A FASCINATING exhibition of abstract paintings, More Than The Eye Can Perceive, on at Time and Space Art Gallery, presents to the viewer a range of works of Johan H. Benthin.
Born and educated in Denmark, Johan is a freelance visual artist who lived in Bangalore for seven years before moving to Mysore. "I spent the 1950s mostly in Scandinavia and visited South England. In the '60s, I was for a good part in South and North America. In the '70s and '80s, I had my studio in Germany. Since the late '90s, India has been my choice of residence," he says.
Besides India, Johan has held solo and group shows in various corners of the world. The 68-year-old artist, who has won several international recognitions, regularly conducts workshops and seminars.
Johan, who likens his art to music (he enjoys both Western and Carnatic classical music) asserts his paintings are "pure emotions which are transported through tones of colour, separated (as well as kept together) by forms..."
He adds: "My abstract pictures are created for the purpose of conveying a mood... It may be difficult to provide verbal affiliations, but then, I've always believed that real painting is beyond the verbal. I work meticulously on my works, some of which have as many as 30 layers of paint!"
Surprisingly for an abstract painter, Johan provides titles to his images.
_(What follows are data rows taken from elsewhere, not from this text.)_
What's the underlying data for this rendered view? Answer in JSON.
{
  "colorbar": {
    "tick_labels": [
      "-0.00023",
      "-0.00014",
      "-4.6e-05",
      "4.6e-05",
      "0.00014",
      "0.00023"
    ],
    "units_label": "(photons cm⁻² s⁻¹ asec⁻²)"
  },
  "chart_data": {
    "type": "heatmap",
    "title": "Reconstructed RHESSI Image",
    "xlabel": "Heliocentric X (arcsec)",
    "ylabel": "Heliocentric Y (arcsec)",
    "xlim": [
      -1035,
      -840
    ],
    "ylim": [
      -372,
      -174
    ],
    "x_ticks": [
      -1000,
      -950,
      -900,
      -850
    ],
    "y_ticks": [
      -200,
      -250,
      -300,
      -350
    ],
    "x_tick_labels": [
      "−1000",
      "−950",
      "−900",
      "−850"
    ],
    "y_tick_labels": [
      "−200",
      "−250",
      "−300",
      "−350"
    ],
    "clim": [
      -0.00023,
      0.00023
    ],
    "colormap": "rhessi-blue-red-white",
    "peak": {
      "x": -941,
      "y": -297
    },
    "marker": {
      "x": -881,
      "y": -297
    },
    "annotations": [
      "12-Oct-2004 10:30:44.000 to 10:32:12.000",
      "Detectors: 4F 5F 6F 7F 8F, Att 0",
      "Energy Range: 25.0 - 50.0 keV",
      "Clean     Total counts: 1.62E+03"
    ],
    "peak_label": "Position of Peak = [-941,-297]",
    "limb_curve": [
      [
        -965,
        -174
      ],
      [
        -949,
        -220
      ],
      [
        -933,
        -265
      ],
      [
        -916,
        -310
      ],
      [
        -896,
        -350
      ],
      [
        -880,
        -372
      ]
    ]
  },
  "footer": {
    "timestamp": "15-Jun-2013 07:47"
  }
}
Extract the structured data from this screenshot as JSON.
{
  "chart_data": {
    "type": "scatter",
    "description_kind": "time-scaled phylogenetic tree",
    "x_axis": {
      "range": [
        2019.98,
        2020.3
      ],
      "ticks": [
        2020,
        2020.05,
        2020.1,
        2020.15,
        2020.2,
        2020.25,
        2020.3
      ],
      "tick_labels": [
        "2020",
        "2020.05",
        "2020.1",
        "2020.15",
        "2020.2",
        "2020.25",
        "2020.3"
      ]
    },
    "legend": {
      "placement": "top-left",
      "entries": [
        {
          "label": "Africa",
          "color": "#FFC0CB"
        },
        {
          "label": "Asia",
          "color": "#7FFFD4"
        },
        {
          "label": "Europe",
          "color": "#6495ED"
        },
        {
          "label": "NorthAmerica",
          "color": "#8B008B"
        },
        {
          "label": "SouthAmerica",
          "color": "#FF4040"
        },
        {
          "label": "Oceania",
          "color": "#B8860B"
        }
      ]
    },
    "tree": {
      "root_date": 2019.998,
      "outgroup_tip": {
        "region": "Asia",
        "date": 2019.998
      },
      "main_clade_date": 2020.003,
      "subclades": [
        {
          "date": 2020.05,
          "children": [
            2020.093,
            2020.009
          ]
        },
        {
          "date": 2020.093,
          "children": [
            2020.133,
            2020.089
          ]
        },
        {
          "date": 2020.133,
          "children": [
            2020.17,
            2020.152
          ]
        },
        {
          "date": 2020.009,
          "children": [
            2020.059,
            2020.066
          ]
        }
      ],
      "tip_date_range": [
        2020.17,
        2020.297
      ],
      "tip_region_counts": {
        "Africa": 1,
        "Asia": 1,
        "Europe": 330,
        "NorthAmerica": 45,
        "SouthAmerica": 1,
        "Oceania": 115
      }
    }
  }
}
"I give titles to guide the viewer. As a road-sign indicating in which direction the intention of the artwork is to be found. The works are not illustrations to verbal expressions, but a visual attempt to reach further than the verbal facilities are able to," he explains.
As one views the showcased works, one is struck by a highly disciplined approach to colours, forms, and textures. In some of the innovatively extended compositions, the exhilaration of motifs seems to dominate, while in others, it is the sensation that take precedence. In either case, the control of the artist on his medium is commendable.
There are several attention-grabbing works in the exhibition. Departure, emphasises the force of separation through a pair of black vertical stripes delineated against a predominantly blue background, while Overcoming The Force Of Gravity represents the symbolic flight of a rugged object from its base. Solar Plexus is a comparatively large work awash with bright yellow and intercepted by white, black and grey stripes and shapes. Proportion Two To One is another fascinating piece, where wrinkled sheets of transparent paper are used to create a unique feel and texture. Sentinel works as a charming assemblage of squares and rectangles.
While Door Of Perception uses soft hues and Window To An Intimate Life displays a dark background with a hint of a red curtain. The Gate is an introspective glance at a physical structure. Eruption, as the name suggests, creates a dynamic movement.
But An Emotional Thunderstorm tends towards being a highly restrained yet expressive work.
Equally endearing are the smaller pieces each as tiny as a postcard. Johan calls them Deskart, where manipulated photographs are combined with handmade paper, collaged and painted with acrylic colours before mounting on watercolour-carton or handmade Indian Torchon paper.
"Although the format of these artworks leans towards the old Indian tradition of miniature painting," explains Johan, "the artistic concept, as well as the chosen medium, is of more recent origin. Its intention is to function as an emotional eye-opener; with at least the same level of artistic quality, as could be expected of larger works."
Says curator Akumal Ramachander: "Johan's paintings are truly international class and as good as one can hope to get. They can as well be hanging in any prominent gallery in Paris or London."